Iridia Top Cassette Encoding and Readout Image from Iridia
DNA storage is focused on deep archive applications. According to Steffen Hellmold, a couple of examples of possible DNA storage workloads are storing video surveillance data and large data sets used for AI training. DNA may be stored in a liquid or dehydrated form and in either case latency (or time to get data once requested) will generally take a few hours. The DNA Data Storage Alliance (now with 25 members and founded by Twist Bioscience Corp., Illumina, Inc., Western Digital and Microsoft), in a June white paper (An Introduction to DNA Data Storage) projects that synthesis (write) costs for DNA storage may get down to $1/TB by 2030.
Steffen said that DNA storage could become commercial in 5-year time. Another important element in DNA storage that differs from other data storage technologies is that a great many copies can be created at one time—which may have value in some applications and may also be exploited as replication to improve the odds of data recovery over an extended period of time.

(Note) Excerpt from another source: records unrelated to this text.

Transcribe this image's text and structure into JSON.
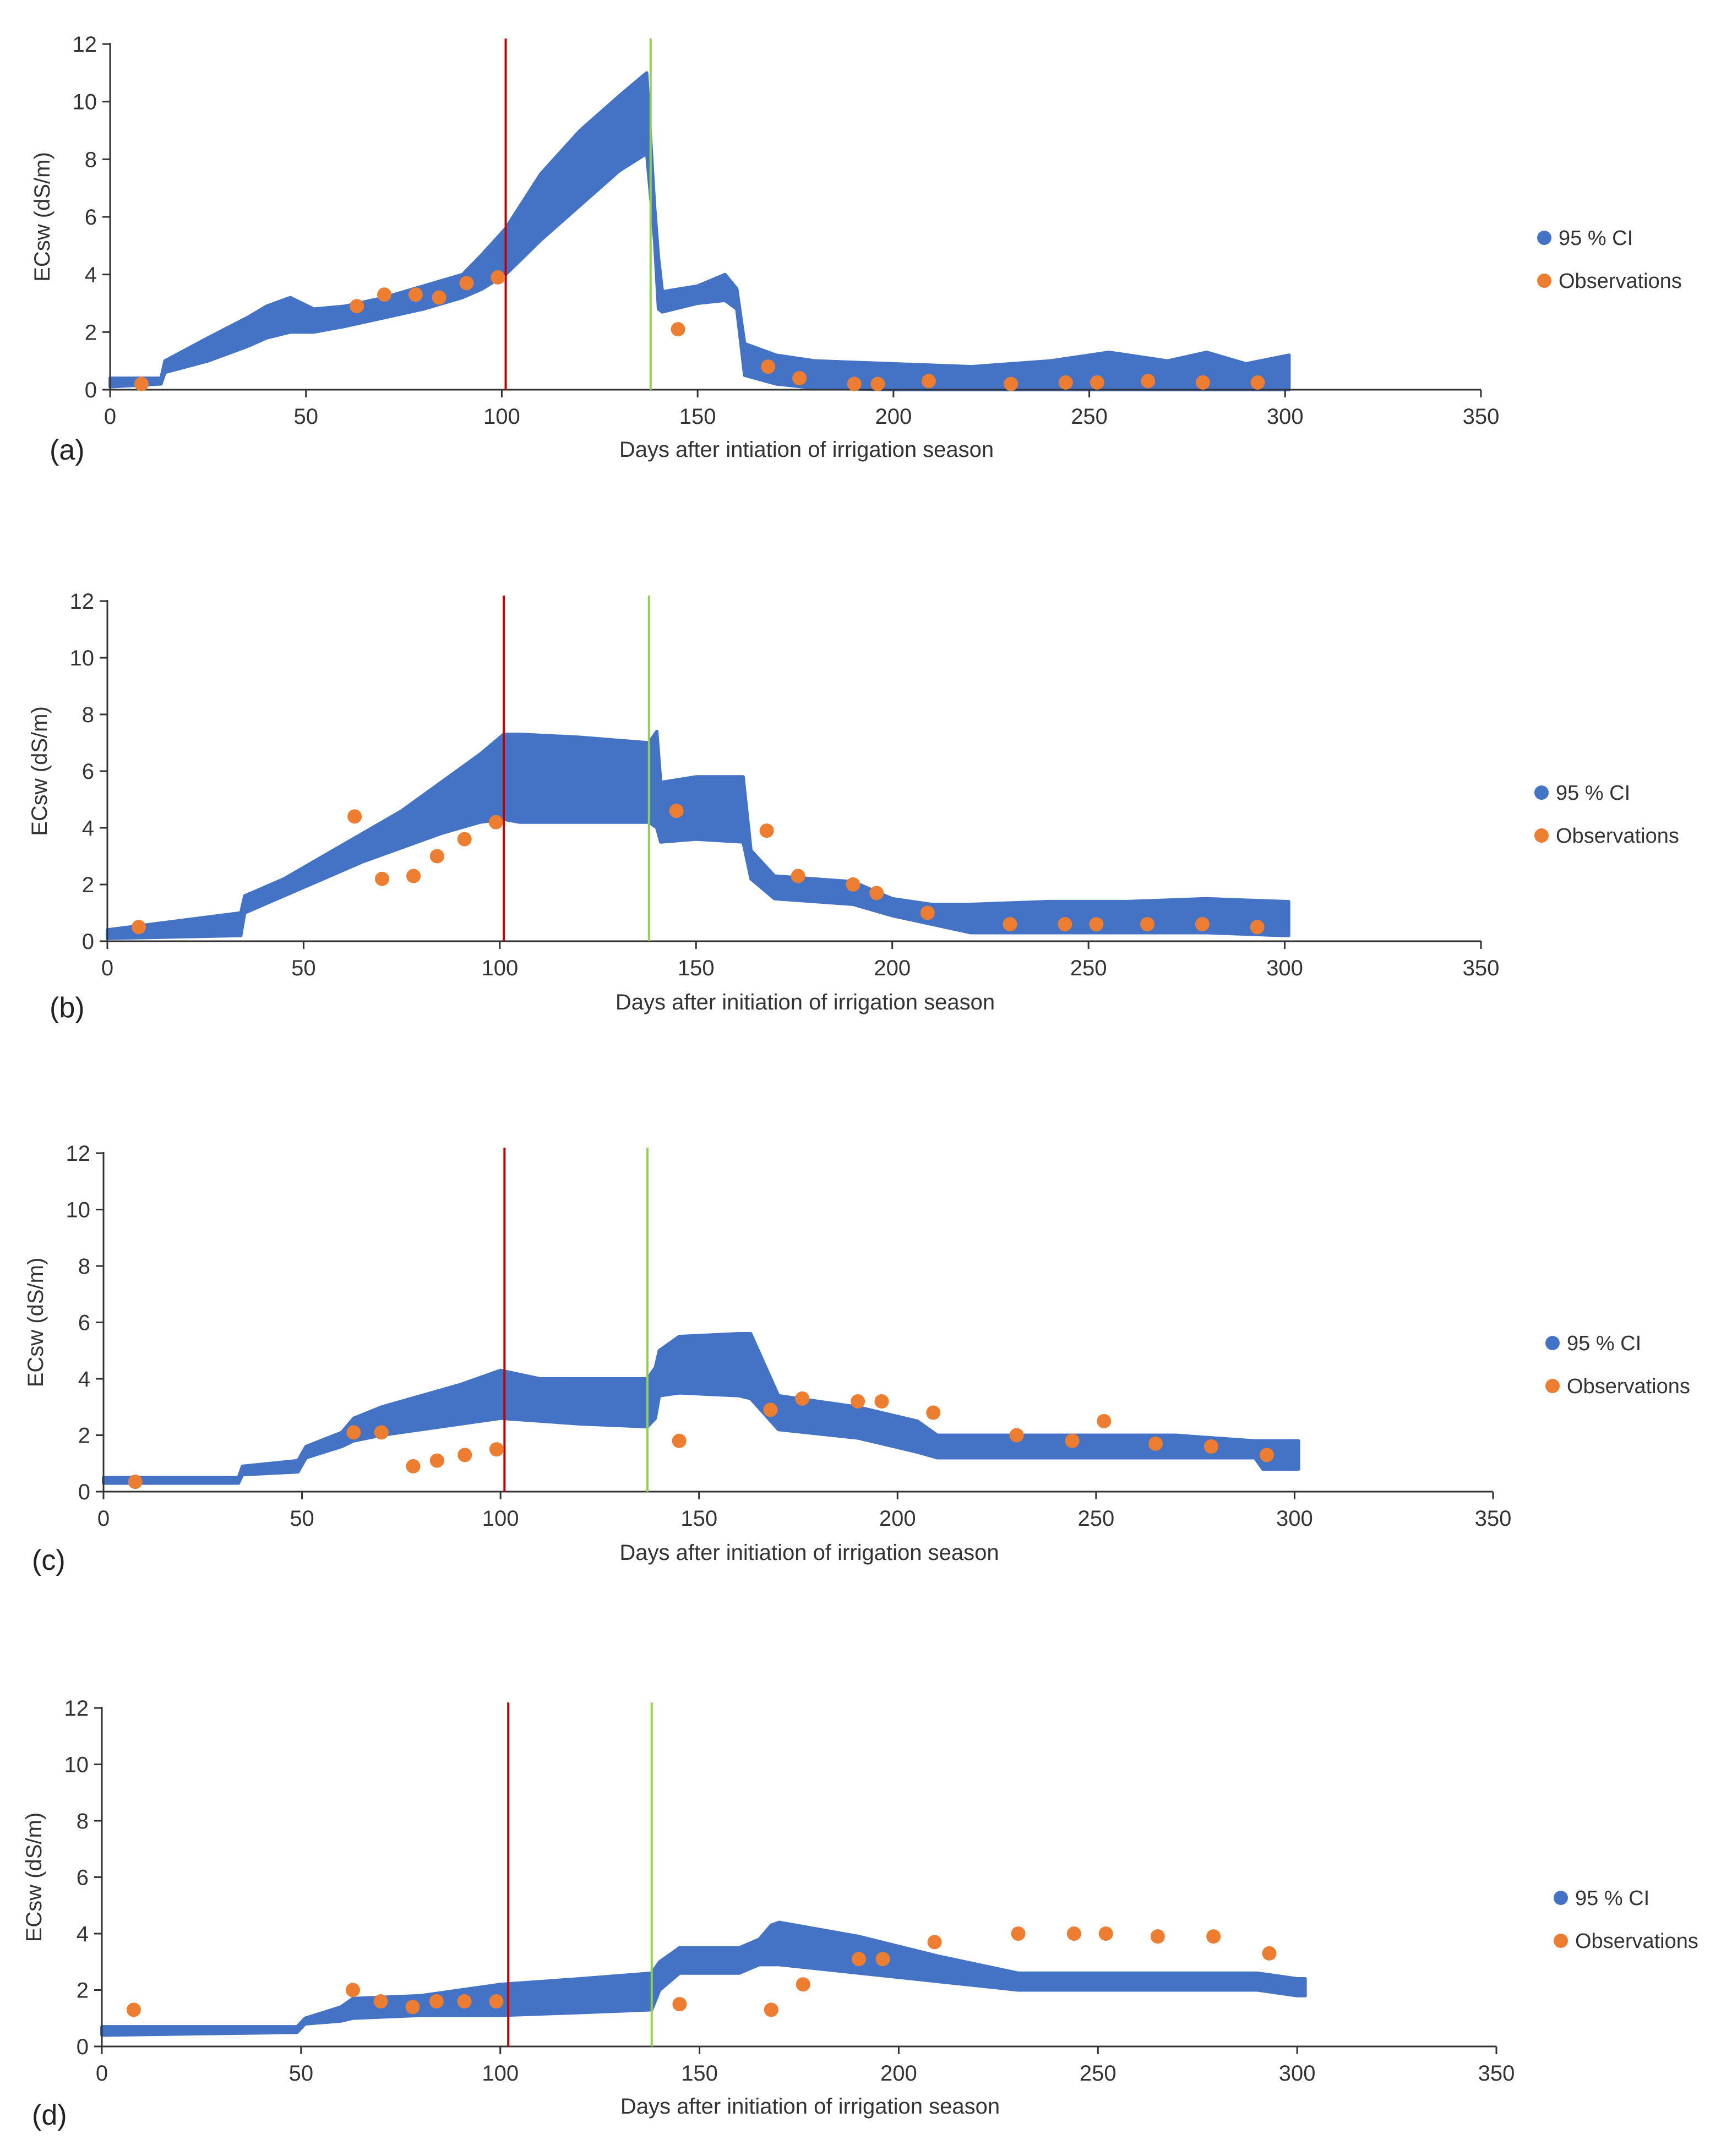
{
  "figure": {
    "x_axis_label": "Days after intiation of irrigation season",
    "x_axis_label_alt": "Days after initiation of irrigation season",
    "y_axis_label": "ECsw (dS/m)",
    "legend": {
      "ci": "95 % CI",
      "obs": "Observations"
    },
    "colors": {
      "band": "#4472C4",
      "obs": "#ED7D31",
      "red_line": "#C00000",
      "green_line": "#92D050",
      "axis": "#333333"
    }
  },
  "chart_data": [
    {
      "type": "area",
      "panel_label": "(a)",
      "xlabel": "Days after intiation of irrigation season",
      "ylabel": "ECsw (dS/m)",
      "xlim": [
        0,
        350
      ],
      "ylim": [
        0,
        12
      ],
      "xticks": [
        "0",
        "50",
        "100",
        "150",
        "200",
        "250",
        "300",
        "350"
      ],
      "yticks": [
        "0",
        "2",
        "4",
        "6",
        "8",
        "10",
        "12"
      ],
      "vlines": {
        "red": 101,
        "green": 138
      },
      "series": [
        {
          "name": "95 % CI",
          "x": [
            0,
            13,
            14,
            25,
            35,
            40,
            46,
            52,
            60,
            70,
            80,
            90,
            95,
            101,
            110,
            120,
            130,
            137,
            139,
            140,
            141,
            150,
            157,
            160,
            162,
            170,
            180,
            200,
            220,
            240,
            255,
            270,
            280,
            290,
            301
          ],
          "lower": [
            0.1,
            0.2,
            0.6,
            1.0,
            1.5,
            1.8,
            2.0,
            2.0,
            2.2,
            2.5,
            2.8,
            3.2,
            3.5,
            4.0,
            5.2,
            6.4,
            7.6,
            8.2,
            5.2,
            2.8,
            2.7,
            3.0,
            3.1,
            2.8,
            0.5,
            0.2,
            0.05,
            0.0,
            0.0,
            0.0,
            0.0,
            0.0,
            0.0,
            0.0,
            0.0
          ],
          "upper": [
            0.4,
            0.4,
            1.0,
            1.8,
            2.5,
            2.9,
            3.2,
            2.8,
            2.9,
            3.2,
            3.6,
            4.0,
            4.7,
            5.6,
            7.5,
            9.0,
            10.2,
            11.0,
            6.4,
            4.6,
            3.4,
            3.6,
            4.0,
            3.5,
            1.6,
            1.2,
            1.0,
            0.9,
            0.8,
            1.0,
            1.3,
            1.0,
            1.3,
            0.9,
            1.2
          ]
        },
        {
          "name": "Observations",
          "x": [
            8,
            63,
            70,
            78,
            84,
            91,
            99,
            145,
            168,
            176,
            190,
            196,
            209,
            230,
            244,
            252,
            265,
            279,
            293
          ],
          "y": [
            0.2,
            2.9,
            3.3,
            3.3,
            3.2,
            3.7,
            3.9,
            2.1,
            0.8,
            0.4,
            0.2,
            0.2,
            0.3,
            0.2,
            0.25,
            0.25,
            0.3,
            0.25,
            0.25
          ]
        }
      ]
    },
    {
      "type": "area",
      "panel_label": "(b)",
      "xlabel": "Days after initiation of irrigation season",
      "ylabel": "ECsw (dS/m)",
      "xlim": [
        0,
        350
      ],
      "ylim": [
        0,
        12
      ],
      "xticks": [
        "0",
        "50",
        "100",
        "150",
        "200",
        "250",
        "300",
        "350"
      ],
      "yticks": [
        "0",
        "2",
        "4",
        "6",
        "8",
        "10",
        "12"
      ],
      "vlines": {
        "red": 101,
        "green": 138
      },
      "series": [
        {
          "name": "95 % CI",
          "x": [
            0,
            34,
            35,
            45,
            55,
            65,
            75,
            85,
            95,
            101,
            105,
            120,
            138,
            140,
            141,
            150,
            162,
            164,
            170,
            190,
            200,
            210,
            220,
            240,
            260,
            280,
            300,
            301
          ],
          "lower": [
            0.1,
            0.2,
            1.0,
            1.6,
            2.2,
            2.8,
            3.3,
            3.8,
            4.2,
            4.3,
            4.2,
            4.2,
            4.2,
            4.0,
            3.5,
            3.6,
            3.5,
            2.2,
            1.5,
            1.3,
            0.9,
            0.6,
            0.3,
            0.3,
            0.3,
            0.3,
            0.2,
            0.2
          ],
          "upper": [
            0.4,
            1.0,
            1.6,
            2.2,
            3.0,
            3.8,
            4.6,
            5.6,
            6.6,
            7.3,
            7.3,
            7.2,
            7.0,
            7.4,
            5.6,
            5.8,
            5.8,
            3.2,
            2.3,
            2.1,
            1.5,
            1.3,
            1.3,
            1.4,
            1.4,
            1.5,
            1.4,
            1.4
          ]
        },
        {
          "name": "Observations",
          "x": [
            8,
            63,
            70,
            78,
            84,
            91,
            99,
            145,
            168,
            176,
            190,
            196,
            209,
            230,
            244,
            252,
            265,
            279,
            293
          ],
          "y": [
            0.5,
            4.4,
            2.2,
            2.3,
            3.0,
            3.6,
            4.2,
            4.6,
            3.9,
            2.3,
            2.0,
            1.7,
            1.0,
            0.6,
            0.6,
            0.6,
            0.6,
            0.6,
            0.5
          ]
        }
      ]
    },
    {
      "type": "area",
      "panel_label": "(c)",
      "xlabel": "Days after initiation of irrigation season",
      "ylabel": "ECsw (dS/m)",
      "xlim": [
        0,
        350
      ],
      "ylim": [
        0,
        12
      ],
      "xticks": [
        "0",
        "50",
        "100",
        "150",
        "200",
        "250",
        "300",
        "350"
      ],
      "yticks": [
        "0",
        "2",
        "4",
        "6",
        "8",
        "10",
        "12"
      ],
      "vlines": {
        "red": 101,
        "green": 137
      },
      "series": [
        {
          "name": "95 % CI",
          "x": [
            0,
            34,
            35,
            49,
            51,
            60,
            63,
            70,
            80,
            90,
            100,
            110,
            120,
            137,
            139,
            140,
            145,
            160,
            163,
            170,
            190,
            205,
            210,
            240,
            270,
            290,
            292,
            301
          ],
          "lower": [
            0.3,
            0.3,
            0.6,
            0.7,
            1.2,
            1.6,
            1.8,
            2.0,
            2.2,
            2.4,
            2.6,
            2.5,
            2.4,
            2.3,
            2.6,
            3.4,
            3.5,
            3.4,
            3.3,
            2.2,
            1.9,
            1.4,
            1.2,
            1.2,
            1.2,
            1.2,
            0.8,
            0.8
          ],
          "upper": [
            0.5,
            0.5,
            0.9,
            1.1,
            1.6,
            2.1,
            2.6,
            3.0,
            3.4,
            3.8,
            4.3,
            4.0,
            4.0,
            4.0,
            4.4,
            5.0,
            5.5,
            5.6,
            5.6,
            3.4,
            3.0,
            2.5,
            2.0,
            2.0,
            2.0,
            1.8,
            1.8,
            1.8
          ]
        },
        {
          "name": "Observations",
          "x": [
            8,
            63,
            70,
            78,
            84,
            91,
            99,
            145,
            168,
            176,
            190,
            196,
            209,
            230,
            244,
            252,
            265,
            279,
            293
          ],
          "y": [
            0.35,
            2.1,
            2.1,
            0.9,
            1.1,
            1.3,
            1.5,
            1.8,
            2.9,
            3.3,
            3.2,
            3.2,
            2.8,
            2.0,
            1.8,
            2.5,
            1.7,
            1.6,
            1.3
          ]
        }
      ]
    },
    {
      "type": "area",
      "panel_label": "(d)",
      "xlabel": "Days after initiation of irrigation season",
      "ylabel": "ECsw (dS/m)",
      "xlim": [
        0,
        350
      ],
      "ylim": [
        0,
        12
      ],
      "xticks": [
        "0",
        "50",
        "100",
        "150",
        "200",
        "250",
        "300",
        "350"
      ],
      "yticks": [
        "0",
        "2",
        "4",
        "6",
        "8",
        "10",
        "12"
      ],
      "vlines": {
        "red": 102,
        "green": 138
      },
      "series": [
        {
          "name": "95 % CI",
          "x": [
            0,
            49,
            51,
            60,
            63,
            80,
            100,
            120,
            138,
            140,
            145,
            160,
            165,
            168,
            170,
            190,
            210,
            230,
            260,
            290,
            300,
            302
          ],
          "lower": [
            0.4,
            0.5,
            0.8,
            0.9,
            1.0,
            1.1,
            1.1,
            1.2,
            1.3,
            2.0,
            2.6,
            2.6,
            2.9,
            2.9,
            2.9,
            2.6,
            2.3,
            2.0,
            2.0,
            2.0,
            1.8,
            1.8
          ],
          "upper": [
            0.7,
            0.7,
            1.0,
            1.4,
            1.7,
            1.8,
            2.2,
            2.4,
            2.6,
            3.0,
            3.5,
            3.5,
            3.8,
            4.3,
            4.4,
            3.9,
            3.2,
            2.6,
            2.6,
            2.6,
            2.4,
            2.4
          ]
        },
        {
          "name": "Observations",
          "x": [
            8,
            63,
            70,
            78,
            84,
            91,
            99,
            145,
            168,
            176,
            190,
            196,
            209,
            230,
            244,
            252,
            265,
            279,
            293
          ],
          "y": [
            1.3,
            2.0,
            1.6,
            1.4,
            1.6,
            1.6,
            1.6,
            1.5,
            1.3,
            2.2,
            3.1,
            3.1,
            3.7,
            4.0,
            4.0,
            4.0,
            3.9,
            3.9,
            3.3
          ]
        }
      ]
    }
  ]
}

The write paper points out that the costs of sequencing a human genome has fallen faster than the rate of Moore’s law cost reductions for silicon devices (see figure above). If a bit of information is recorded per DNA base, then the cost of information storage at a $1,000 per human genome sequencing price point (approximately where we are today) comes out to $1,300/GB, or $1,300,000/TB. Reducing this cost of writing data to $1/TB by 2030 is impressive, but based upon the magnetic tape roadmap, the costs for writing and reading magnetic tape by 2030 will be considerably less, and the estimated DNA storage costs don’t include the costs to read the data.
DNA holds great promise for very dense data storage. Although the current costs for writing and reading data from DNA are much higher than conventional storage technologies, this will come down over time. If the decline in DNA costs is higher than other storage technologies it could become a competitor, particularly for archival storage.